BSSP 1999 Spring Meeting - Posters

The mitochondrial Hsp70 gene of Entamoeba histolytica

Christina Bakatselou. London School of Hygiene and Tropical Medicine.

Until recently it was believed that Entamoeba histolytica belongs to an early branching eukaryotic lineage, as it lacks typical organelles such as mitochondria, peroxisomes, rough endoplasmic reticulum and Golgi dictyosomes and has an unusual glycolytic metabolism. However, ribosomal RNA-based phylogenetic trees have shown that E.histolytica branches more recently than several lineages with typical eukaryotic organelles and metabolism.Evidence of secondary loss of mitochondrial function in Entamoeba histolytica has been obtained by cloning of genes that encode proteins which in other organisms are found in the mitochondrion, i.e. pyridine nucleotide transhydrogenase (PNT) and the mitochondrial chaperonin cpn60 genes.We have now isolated a gene encoding a mitochondrial-like Hsp70 homologue from E.histolytica. cDNA and genomic library clones have been isolated and sequenced. Comparison with previously published sequences confirms the assumption that E.histolytica comes from mitochondrion - bearing ancestors.Southern blotting revealed that there is one copy of the gene and Northern blots after heat shock showed that expression of the hsp70 mRNA is probably independent of thermal stress. Preliminary phylogenetic analysis will also be presented.

In Situ Biodegradation in Organically-Contaminated Aquifers: How Important are Protists?

G. Novarino1, A. Warren* and N.E. Kinner**. *Department of Zoology, Natural History Museum. **Environmental Research Group, Department of Civil Engineering, University of New Hampshire, USA.

Subsurface protistan populations are mostly composed of heterotrophic nanoflagellates. In pristine, uncontaminated aquifers flagellate population densities are typically low. By contrast, in organically-contaminated aquifers they may reach about 10⁵ cells per gram dry weight of aquifer material. Aquifer flagellates are mostly bacterivorous and frequently associate with sediment particles, known to harbour abundant bacterial populations which may be capable of biodegradation processes. Recently, bacterial grazing by subsurface protists has been shown to have a significant effect on the rate of in-situ biodegradation of trichloroethylene. This corroborates earlier reports that aquifer flagellates may be used as indicators of in-situ biodegradation. Although preliminary evidence suggests that the aquifer flagellates do not directly ingest a significant proportion of large molecular weight organic compounds, we also hypothesize that flagellates may be directly involved in biodegradation processes.

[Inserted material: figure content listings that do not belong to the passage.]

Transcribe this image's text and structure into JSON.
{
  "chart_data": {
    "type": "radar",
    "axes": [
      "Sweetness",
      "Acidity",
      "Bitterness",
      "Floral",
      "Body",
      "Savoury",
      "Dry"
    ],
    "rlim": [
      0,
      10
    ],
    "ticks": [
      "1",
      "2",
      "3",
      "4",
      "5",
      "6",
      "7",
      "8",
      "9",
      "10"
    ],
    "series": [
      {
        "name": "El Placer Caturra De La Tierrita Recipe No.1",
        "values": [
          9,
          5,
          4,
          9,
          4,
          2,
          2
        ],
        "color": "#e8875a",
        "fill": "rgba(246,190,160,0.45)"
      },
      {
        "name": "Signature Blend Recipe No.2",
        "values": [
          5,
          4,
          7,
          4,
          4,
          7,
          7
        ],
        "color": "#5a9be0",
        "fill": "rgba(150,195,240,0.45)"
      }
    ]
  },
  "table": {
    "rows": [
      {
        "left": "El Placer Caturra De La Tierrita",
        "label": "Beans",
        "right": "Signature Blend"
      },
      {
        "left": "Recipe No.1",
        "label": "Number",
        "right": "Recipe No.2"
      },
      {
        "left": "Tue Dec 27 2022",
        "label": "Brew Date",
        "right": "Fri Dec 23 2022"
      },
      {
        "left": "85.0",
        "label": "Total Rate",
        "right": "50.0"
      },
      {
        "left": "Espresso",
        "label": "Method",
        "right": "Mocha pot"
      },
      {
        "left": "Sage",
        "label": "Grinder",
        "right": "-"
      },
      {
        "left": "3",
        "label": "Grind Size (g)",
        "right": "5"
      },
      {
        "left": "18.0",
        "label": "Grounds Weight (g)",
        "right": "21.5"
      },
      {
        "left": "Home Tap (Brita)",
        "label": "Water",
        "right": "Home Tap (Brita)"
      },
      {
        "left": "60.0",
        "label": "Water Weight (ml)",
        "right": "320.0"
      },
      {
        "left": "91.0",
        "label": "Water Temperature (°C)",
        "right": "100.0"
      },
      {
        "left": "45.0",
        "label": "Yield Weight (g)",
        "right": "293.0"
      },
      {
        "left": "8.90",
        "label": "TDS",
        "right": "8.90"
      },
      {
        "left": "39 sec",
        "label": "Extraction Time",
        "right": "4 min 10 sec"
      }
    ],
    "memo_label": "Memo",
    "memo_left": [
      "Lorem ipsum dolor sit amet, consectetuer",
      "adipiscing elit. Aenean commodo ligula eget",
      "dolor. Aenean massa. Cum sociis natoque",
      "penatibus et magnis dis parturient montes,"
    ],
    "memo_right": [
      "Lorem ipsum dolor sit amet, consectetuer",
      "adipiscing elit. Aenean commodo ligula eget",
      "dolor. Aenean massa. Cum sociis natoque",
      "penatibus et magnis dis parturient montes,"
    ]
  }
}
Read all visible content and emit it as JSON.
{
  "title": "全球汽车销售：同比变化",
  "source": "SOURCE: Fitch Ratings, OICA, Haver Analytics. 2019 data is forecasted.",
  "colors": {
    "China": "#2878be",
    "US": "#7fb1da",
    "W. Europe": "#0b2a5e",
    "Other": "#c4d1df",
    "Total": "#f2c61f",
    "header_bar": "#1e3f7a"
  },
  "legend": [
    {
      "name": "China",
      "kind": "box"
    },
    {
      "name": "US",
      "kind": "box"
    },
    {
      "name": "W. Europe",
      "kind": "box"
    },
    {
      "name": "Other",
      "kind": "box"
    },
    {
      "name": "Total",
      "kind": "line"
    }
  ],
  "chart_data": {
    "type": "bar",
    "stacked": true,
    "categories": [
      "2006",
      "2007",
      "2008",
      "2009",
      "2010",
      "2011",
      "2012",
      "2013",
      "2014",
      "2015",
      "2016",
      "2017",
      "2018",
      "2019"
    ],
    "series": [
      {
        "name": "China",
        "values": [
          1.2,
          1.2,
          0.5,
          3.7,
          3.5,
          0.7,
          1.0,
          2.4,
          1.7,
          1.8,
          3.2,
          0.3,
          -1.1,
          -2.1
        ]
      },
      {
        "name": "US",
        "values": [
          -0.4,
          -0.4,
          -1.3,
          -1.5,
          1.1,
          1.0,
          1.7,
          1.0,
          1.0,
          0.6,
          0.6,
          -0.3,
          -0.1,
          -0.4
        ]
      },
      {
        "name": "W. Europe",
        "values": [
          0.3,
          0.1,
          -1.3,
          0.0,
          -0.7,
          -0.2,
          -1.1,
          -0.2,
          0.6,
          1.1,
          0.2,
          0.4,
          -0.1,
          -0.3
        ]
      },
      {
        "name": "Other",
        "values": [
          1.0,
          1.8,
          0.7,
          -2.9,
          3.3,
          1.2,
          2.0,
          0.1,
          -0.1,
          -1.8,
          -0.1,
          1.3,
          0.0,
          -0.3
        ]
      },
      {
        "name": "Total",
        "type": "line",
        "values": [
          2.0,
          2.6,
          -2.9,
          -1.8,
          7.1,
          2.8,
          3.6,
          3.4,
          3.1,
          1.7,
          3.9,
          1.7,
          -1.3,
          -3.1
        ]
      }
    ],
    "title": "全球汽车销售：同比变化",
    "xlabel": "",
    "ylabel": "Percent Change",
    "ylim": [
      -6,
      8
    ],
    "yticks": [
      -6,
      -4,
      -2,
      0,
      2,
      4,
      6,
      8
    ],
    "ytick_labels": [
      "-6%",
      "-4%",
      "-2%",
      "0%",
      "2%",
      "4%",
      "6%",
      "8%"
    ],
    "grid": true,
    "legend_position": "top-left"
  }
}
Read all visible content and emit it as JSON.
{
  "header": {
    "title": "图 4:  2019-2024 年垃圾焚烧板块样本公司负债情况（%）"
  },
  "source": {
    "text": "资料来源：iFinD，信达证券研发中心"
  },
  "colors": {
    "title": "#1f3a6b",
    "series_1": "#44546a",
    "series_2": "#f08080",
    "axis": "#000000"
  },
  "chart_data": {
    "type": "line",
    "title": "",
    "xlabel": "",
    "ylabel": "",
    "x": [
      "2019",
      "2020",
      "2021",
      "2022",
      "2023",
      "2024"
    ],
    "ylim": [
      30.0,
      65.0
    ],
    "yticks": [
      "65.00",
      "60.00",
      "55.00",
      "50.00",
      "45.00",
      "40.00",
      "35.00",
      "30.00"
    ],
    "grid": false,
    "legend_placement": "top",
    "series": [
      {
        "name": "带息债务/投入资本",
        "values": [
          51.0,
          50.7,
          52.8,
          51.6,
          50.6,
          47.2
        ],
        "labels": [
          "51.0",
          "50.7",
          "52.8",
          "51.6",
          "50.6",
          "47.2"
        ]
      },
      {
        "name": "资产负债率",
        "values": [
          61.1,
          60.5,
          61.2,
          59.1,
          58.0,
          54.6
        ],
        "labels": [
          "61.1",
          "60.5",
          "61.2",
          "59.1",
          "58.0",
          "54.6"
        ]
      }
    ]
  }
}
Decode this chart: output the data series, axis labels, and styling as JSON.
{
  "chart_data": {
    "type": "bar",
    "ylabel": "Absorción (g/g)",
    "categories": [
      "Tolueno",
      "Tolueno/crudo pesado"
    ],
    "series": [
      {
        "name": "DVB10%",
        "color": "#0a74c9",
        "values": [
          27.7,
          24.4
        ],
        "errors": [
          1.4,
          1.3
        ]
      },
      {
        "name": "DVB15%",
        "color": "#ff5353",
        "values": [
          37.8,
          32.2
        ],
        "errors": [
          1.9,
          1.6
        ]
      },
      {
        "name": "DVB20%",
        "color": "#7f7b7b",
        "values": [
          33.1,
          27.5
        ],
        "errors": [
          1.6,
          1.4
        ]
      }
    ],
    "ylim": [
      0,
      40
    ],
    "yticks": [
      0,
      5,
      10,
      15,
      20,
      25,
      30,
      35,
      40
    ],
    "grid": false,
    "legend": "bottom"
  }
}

Flagellate participation in the microbial food webs of epilithic biofilms in upland streams.

AP Hunt, J Hamilton-Taylor and J. Parry. Division of Biological Sciences, I.E.N.S., Lancaster University, Lancaster, UK.

Diel feeding patterns in four Chrysophyte flagellates

Jo Alabaster, Stephanie Hodge and Diane Purcell. Centre for Population Biology, Imperial College.

Mixotrophic algae are ones that are capable of heterotrophic nutrition. If cells feed on bacteria as a supplement to photosynthesis, then ingestion may be expected to increase at night. For non-photosynthetic mixotrophs, it may be expected that feeding rate will be constant. Ochromonas sp., Dinobryon sp., Paraphysomonas imperforata and Anthophysa vegetans represent the spectrum of dependence on heterotrophy; Ochromonas sp. and Dinobryon sp. are photosynthetic, whereas P. imperforata and A. vegetans are entirely heterotrophic. P. imperforata has no chloroplast remnants but A. vegetans cells contain a photoreceptor. All cultures were kept at 40 µmol m^-2 s^-1 light intensity with a 16/8 h light/dark cycle (dark from 22:00-06:00 h) at 15^o C and fed mixed species of pond bacteria. Ingestion rates of live cells were measured by feeding samples with fluorescently labelled, dead pond bacteria. The number of bacteria present inside algal cells was counted under UV light over a 10 min or 40 min (Dinobryon sp.) time course. Feeding rates were measured three times every hour for twenty-four hours for each species. All species showed variation in feeding rate over the twenty-four hour period. Ochromonas sp. showed increased feeding during the dark period. Dinobryon sp. had two peaks of ingestion at 7am and 8pm.